Unwin parecía irritado. Comenzó a retirar algunas cosas de la mesa, y Carolina se las envolvió en una servilleta.

—Entonces, será mejor que lo atienda esta mañana —dijo Carolina señalando a Horace, que describía círculos en su canasto para hallar el lugar más cómodo—. La semana próxima nos vamos.

—¿Se irán? —preguntó Unwin, mirándola—. ¿Adónde?

—Oh, ¿no te lo había dicho? Querido Unwin, cuánto lo lamento. El tío William me dijo que debía volver en febrero. Después de todo, he estado aquí desde septiembre, y la caza es mucho más abundante en Oxfordshire.

—Ciertamente, nada me dijiste. Yo… —Unwin miró fijamente a Dwight, sin duda deseando que el joven estuviera a varios kilómetros de ahí.

—Señorita Penvenen, ¿piensa ausentarse mucho tiempo? —preguntó Dwight.

—Eso dependerá de las diversiones que me ofrezcan allá. Generalmente abundan. Pero no se preocupe: he ordenado que la semana próxima le entreguen más naranjas.

—¿Naranjas, naranjas? —dijo impaciente Trevaunance—. ¿Se trata de una diversión que yo desconozco? Vamos, Carolina, quizá pueda persuadirte de que retrases tu partida… pero entretanto debemos aprovechar lo mejor posible un día tan hermoso. —Se dirigió a la puerta y la abrió para dar paso a Carolina.

—No, no, tú no puedes venir, querido —dijo con voz meliflua Carolina a Horace, que había descendido velozmente de su canasta—. Te asustarán esos perros enormes. Te quedarás en casa con este buen médico que te curará la oreja, y los ataques, y que quizá te extraiga los huesos que puedas llegar a tragarte. Vamos, vamos. —Depositó el perro en los brazos de Dwight y sonrió al joven. Las miradas de ambos se cruzaron, y por malignidad, y sabiéndose doblemente segura en presencia de Unwin, ella dejó entrever todo su interés en Dwight. En las pupilas se veían puntitos color ámbar; las largas pestañas, a menudo entrecerradas, permitieron ver durante un segundo la profundidad verde grisácea.

Después, Carolina dejó oír su risa sonora.

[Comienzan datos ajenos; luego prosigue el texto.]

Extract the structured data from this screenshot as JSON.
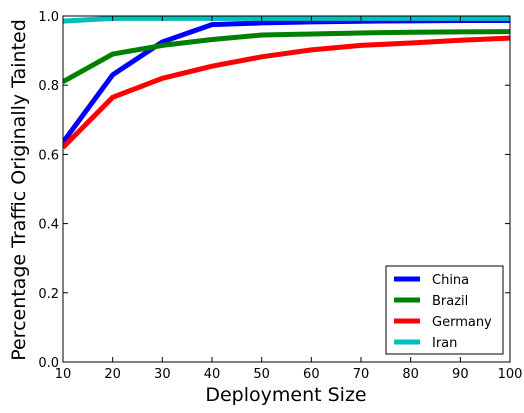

—Adiós, Dwight. ¿Puedo llamarlo Dwight? Es un nombre extraño. Uno piensa en una persona tímida, y un tanto conservadora. Su madre sin duda pensó en algo distinto, ¿verdad? ¿Y quién acertó? Vaya, no lo sé. Quizás un día volvamos a vernos.

—Así lo espero —dijo Dwight.

La joven salió, y Dwight permaneció en la sala, con el perro que se debatía. Antes de seguirla, Unwin le dirigió un mirada calculadora y hostil. Dwight los oyó alejarse por el corredor, y hablar, y oyó la risa de Carolina antes de que el ruido de los pasos se acallase.